The 38 Laws of Powder, ou comment réécrire les mythiques lois du pouvoir de Robert Greene à travers le prisme du street rap contemporain.
J’ai découvert cet album presque par hasard, via une vidéo d’Interlude Hip Hop consacrée à la philosophie de 50 Cent et à l’influence des 48 Lois du pouvoir dans le rap américain. Au milieu de cette réflexion apparaissait un nom encore relativement méconnu du grand public : 38 Spesh. Un rappeur underground new-yorkais qui, loin de simplement citer Robert Greene, semble vouloir se réapproprier tout un imaginaire du pouvoir, de la stratégie et de la survie urbaine à travers un projet particulièrement cohérent.
Ce qui frappe immédiatement chez 38 Spesh, c’est sa capacité à produire un rap extrêmement brut sans jamais tomber dans la caricature nostalgique du boom bap poussiéreux. Là où beaucoup d’artistes underground se contentent de recycler les codes de l’âge d’or new-yorkais, Spesh modernise cette esthétique avec une précision presque clinique. Son écriture est froide, méthodique, dense sans être démonstrative. Chaque morceau semble pensé comme une pièce d’un ensemble plus vaste.
Et c’est probablement là que The 38 Laws of Powder surprend le plus : dans sa construction. L’album possède une véritable direction artistique, chose devenue rare dans une époque dominée par les playlists et les projets interchangeables. Les transitions sont naturelles, les productions restent cohérentes tout en évitant la monotonie, et l’ensemble dégage une tension constante. On sent que le disque a été conçu comme une œuvre complète et non comme une simple accumulation de morceaux.

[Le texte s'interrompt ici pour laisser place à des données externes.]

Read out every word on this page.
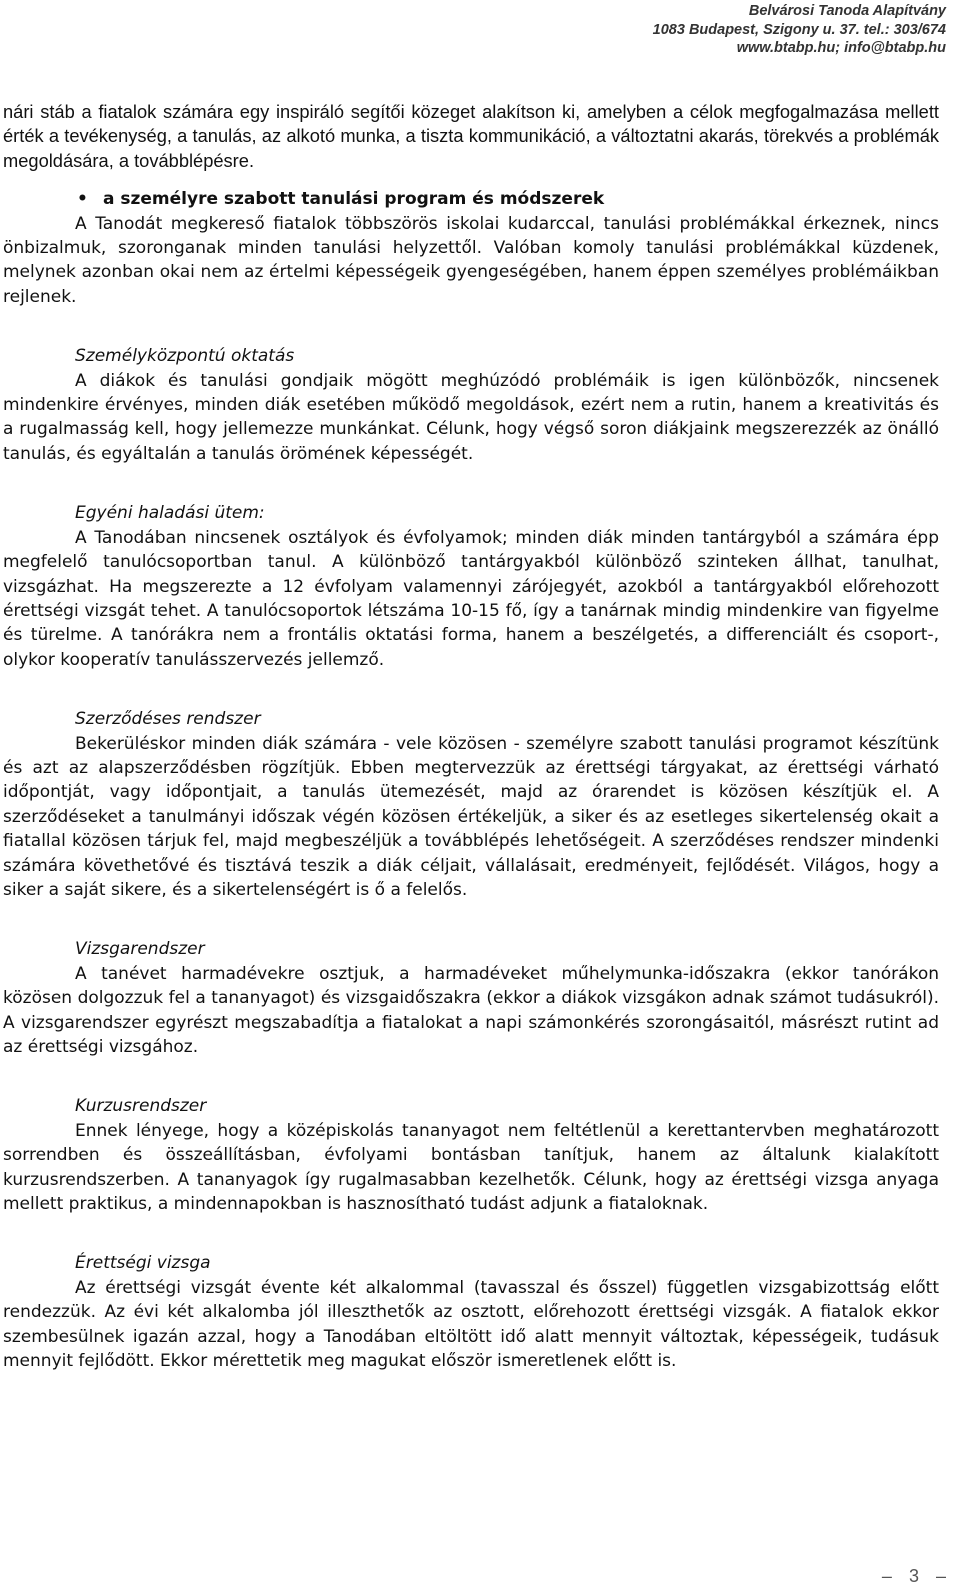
Belvárosi Tanoda Alapítvány
1083 Budapest, Szigony u. 37. tel.: 303/674
www.btabp.hu; info@btabp.hu

nári stáb a fiatalok számára egy inspiráló segítői közeget alakítson ki, amelyben a célok megfogalmazása mellett érték a tevékenység, a tanulás, az alkotó munka, a tiszta kommunikáció, a változtatni akarás, törekvés a problémák megoldására, a továbblépésre.

• a személyre szabott tanulási program és módszerek

A Tanodát megkereső fiatalok többszörös iskolai kudarccal, tanulási problémákkal érkeznek, nincs önbizalmuk, szoronganak minden tanulási helyzettől. Valóban komoly tanulási problémákkal küzdenek, melynek azonban okai nem az értelmi képességeik gyengeségében, hanem éppen személyes problémáikban rejlenek.

Személyközpontú oktatás

A diákok és tanulási gondjaik mögött meghúzódó problémáik is igen különbözők, nincsenek mindenkire érvényes, minden diák esetében működő megoldások, ezért nem a rutin, hanem a kreativitás és a rugalmasság kell, hogy jellemezze munkánkat. Célunk, hogy végső soron diákjaink megszerezzék az önálló tanulás, és egyáltalán a tanulás örömének képességét.

Egyéni haladási ütem:

A Tanodában nincsenek osztályok és évfolyamok; minden diák minden tantárgyból a számára épp megfelelő tanulócsoportban tanul. A különböző tantárgyakból különböző szinteken állhat, tanulhat, vizsgázhat. Ha megszerezte a 12 évfolyam valamennyi zárójegyét, azokból a tantárgyakból előrehozott érettségi vizsgát tehet. A tanulócsoportok létszáma 10-15 fő, így a tanárnak mindig mindenkire van figyelme és türelme. A tanórákra nem a frontális oktatási forma, hanem a beszélgetés, a differenciált és csoport-, olykor kooperatív tanulásszervezés jellemző.

Szerződéses rendszer

Bekerüléskor minden diák számára - vele közösen - személyre szabott tanulási programot készítünk és azt az alapszerződésben rögzítjük. Ebben megtervezzük az érettségi tárgyakat, az érettségi várható időpontját, vagy időpontjait, a tanulás ütemezését, majd az órarendet is közösen készítjük el. A szerződéseket a tanulmányi időszak végén közösen értékeljük, a siker és az esetleges sikertelenség okait a fiatallal közösen tárjuk fel, majd megbeszéljük a továbblépés lehetőségeit. A szerződéses rendszer mindenki számára követhetővé és tisztává teszik a diák céljait, vállalásait, eredményeit, fejlődését. Világos, hogy a siker a saját sikere, és a sikertelenségért is ő a felelős.

Vizsgarendszer

A tanévet harmadévekre osztjuk, a harmadéveket műhelymunka-időszakra (ekkor tanórákon közösen dolgozzuk fel a tananyagot) és vizsgaidőszakra (ekkor a diákok vizsgákon adnak számot tudásukról). A vizsgarendszer egyrészt megszabadítja a fiatalokat a napi számonkérés szorongásaitól, másrészt rutint ad az érettségi vizsgához.

Kurzusrendszer

Ennek lényege, hogy a középiskolás tananyagot nem feltétlenül a kerettantervben meghatározott sorrendben és összeállításban, évfolyami bontásban tanítjuk, hanem az általunk kialakított kurzusrendszerben. A tananyagok így rugalmasabban kezelhetők. Célunk, hogy az érettségi vizsga anyaga mellett praktikus, a mindennapokban is hasznosítható tudást adjunk a fiataloknak.

Érettségi vizsga

Az érettségi vizsgát évente két alkalommal (tavasszal és ősszel) független vizsgabizottság előtt rendezzük. Az évi két alkalomba jól illeszthetők az osztott, előrehozott érettségi vizsgák. A fiatalok ekkor szembesülnek igazán azzal, hogy a Tanodában eltöltött idő alatt mennyit változtak, képességeik, tudásuk mennyit fejlődött. Ekkor mérettetik meg magukat először ismeretlenek előtt is.

– 3 –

Musicalement, l’album assume pleinement son héritage boom bap tout en l’actualisant intelligemment. Les instrumentales conservent la rugosité et la noirceur propres au street rap new-yorkais, mais le mixage, les textures et certains placements rythmiques rappellent une approche beaucoup plus moderne. Les flows eux-mêmes évitent la rigidité parfois associée au rap technique old school. 38 Spesh rappe avec calme, presque sans effort apparent, ce qui renforce encore davantage l’impression de maîtrise.
Là où certains rappeurs techniques sacrifient l’ambiance du morceau pour multiplier les démonstrations de virtuosité, Spesh garde toujours le contrôle de l’équilibre. Son écriture sert les morceaux avant de servir son ego. Cette retenue donne justement plus de poids à ses lyrics, souvent marqués par une violence froide, des réflexions stratégiques et une vision très lucide des rapports de force.
Sans atteindre les sommets d’écriture de Illmatic ou le niveau de technicité extrême d’un Eminem, The 38 Laws of Powder réussit pourtant quelque chose de plus rare aujourd’hui : proposer un album de rap mature, cohérent et profondément habité. Un disque qui comprend autant les fondations du rap new-yorkais que les évolutions modernes du genre, sans jamais sonner comme une imitation nostalgique.